Friday, 27 March 2015

How old are you?

In our church we have a spot in our Sunday morning services where we invite children who have had a birthday that week to come to the front to receive a small gift. 'When was your birthday' said the pastor to young William. 'On Friday' he replied. 'And how old are you?'  'Four and a half', replied William!

Very interesting that reply, isn't it? On Friday he was four. But now he is more than four. Hence the 'four and a half'!

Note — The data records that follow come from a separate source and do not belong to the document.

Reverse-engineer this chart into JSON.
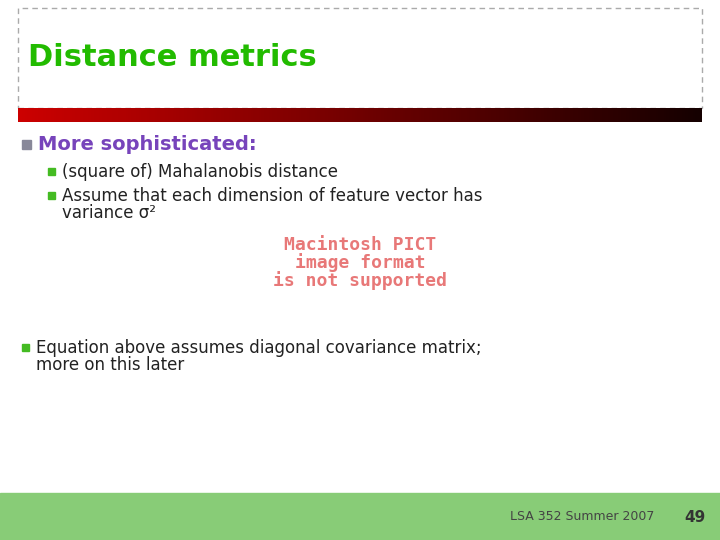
{
  "title": "Distance metrics",
  "title_color": "#22bb00",
  "title_fontsize": 22,
  "slide_bg": "#ffffff",
  "header_box_border": "#aaaaaa",
  "red_bar_color_left": "#cc0000",
  "red_bar_color_right": "#150000",
  "bullet1_text": "More sophisticated:",
  "bullet1_color": "#7744bb",
  "bullet1_fontsize": 14,
  "bullet_marker_color1": "#888899",
  "sub_bullet_color": "#222222",
  "sub_bullet_marker_color": "#44bb22",
  "sub1_text": "(square of) Mahalanobis distance",
  "sub2_line1": "Assume that each dimension of feature vector has",
  "sub2_line2": "variance σ²",
  "pict_line1": "Macintosh PICT",
  "pict_line2": "image format",
  "pict_line3": "is not supported",
  "pict_color": "#e87878",
  "pict_fontsize": 13,
  "bullet2_line1": "Equation above assumes diagonal covariance matrix;",
  "bullet2_line2": "more on this later",
  "footer_bg": "#88cc77",
  "footer_text": "LSA 352 Summer 2007",
  "footer_page": "49",
  "footer_fontsize": 9,
  "sub_fontsize": 12
}
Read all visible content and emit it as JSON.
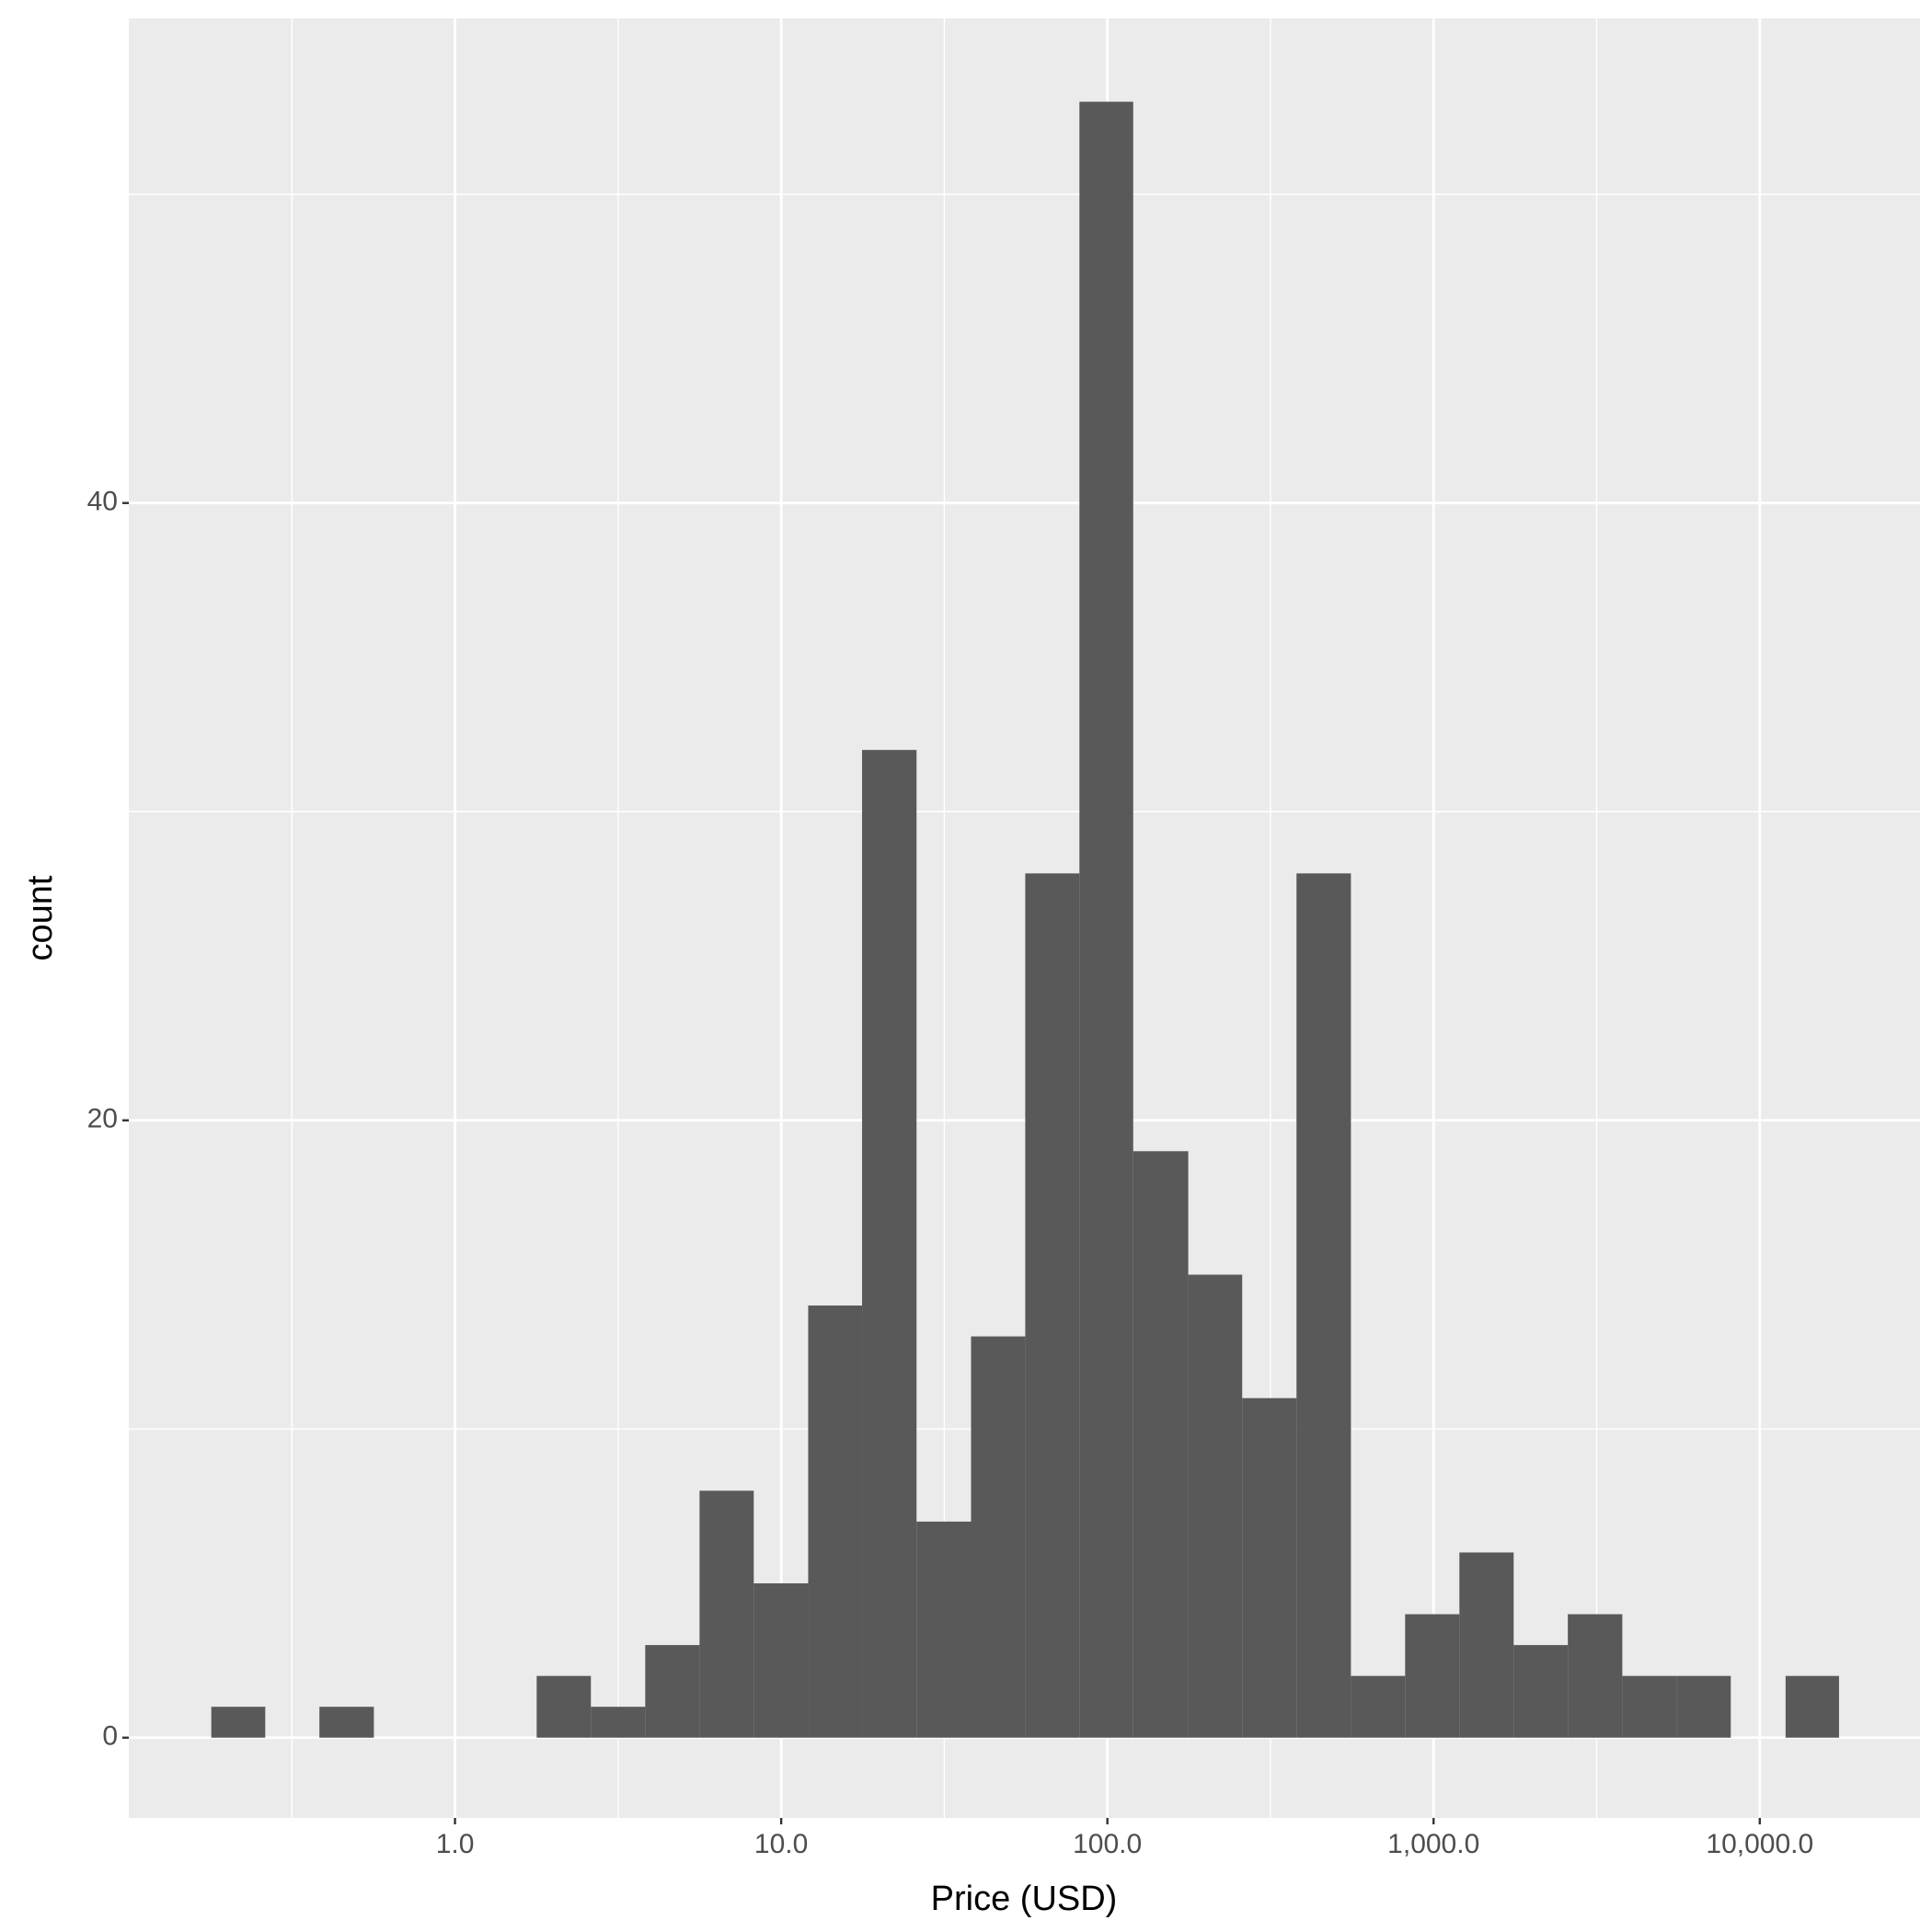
{
  "chart_data": {
    "type": "histogram",
    "x_label": "Price (USD)",
    "y_label": "count",
    "bins": [
      0.179,
      0.262,
      0.384,
      0.564,
      0.827,
      1.21,
      1.78,
      2.61,
      3.83,
      5.62,
      8.24,
      12.1,
      17.7,
      26.0,
      38.2,
      56.0,
      82.1,
      120,
      177,
      259,
      380,
      558,
      818,
      1200,
      1760,
      2580,
      3790,
      5560,
      8150,
      12000,
      17500
    ],
    "values": [
      1,
      0,
      1,
      0,
      0,
      0,
      2,
      1,
      3,
      8,
      5,
      14,
      32,
      7,
      13,
      28,
      53,
      19,
      15,
      11,
      28,
      2,
      4,
      6,
      3,
      4,
      2,
      2,
      0,
      2
    ],
    "color": "#595959",
    "xlog": true,
    "xlim": [
      0.1,
      31000
    ],
    "xticks": [
      {
        "value": 1,
        "label": "1.0"
      },
      {
        "value": 10,
        "label": "10.0"
      },
      {
        "value": 100,
        "label": "100.0"
      },
      {
        "value": 1000,
        "label": "1,000.0"
      },
      {
        "value": 10000,
        "label": "10,000.0"
      }
    ],
    "ylim": [
      -2.6,
      55.7
    ],
    "yticks": [
      0,
      20,
      40
    ],
    "grid": true
  }
}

When we teach children simple fractions, like halves and quarters, we tend to major on the idea of a fraction as one or more equal portions of a whole unit. So we use images like a pizza or a rectangle cut up into a number of equal parts. But William's response reminds us that children's early experience of fractions also includes the idea of a fraction describing a point on a number line, a point 'lying between' one integer and the next. So 'four and a half' means a point on a time line 'somewhere between four and five'.

I suggest that we would do well to make much more of representing fractions as points on number lines, especially if we are teaching children about mixed numbers.

Thanks, William. And happy four and halfth birthday!


Thursday, 5 March 2015

Yet another error in new Mathematics Primary Curriculum: 'irregular'

Call me pedantic if you wish, but I do think that mathematical terms used in the Mathematics National Curriculum should be used correctly. The misuse of the word 'irregular' is my latest find. This occurs in the measurement section of the Year 5 Mathematics Curriculum programme of study:

'Calculate and compare the area of rectangles (including squares) ... and estimate the area of irregular shapes.'

This statement seems to imply that a non-square rectangle is a 'regular' shape. The word 'irregular' is used here for two-dimensional shapes where you cannot calculate the area exactly using a formula, such as the outline of an island or that of a fried egg. These are irregular, but so are all rectangles that are not squares, all triangles that are not equilateral, and so on.

So, let's tidy this up. A regular two-dimensional shape is one where all the sides are equal in length and all the internal angles are equal. So, the only quadrilaterals that are regular are squares. All others are irregular, including non-square rectangles.

All these shapes, for example, are irregular polygons:



The National Curriculum needs another way of describing the other kinds of 2-D shapes that it has in mind for which Year 5 children should learn to estimate the area. I usually call them non-standard shapes or non-geometric shapes.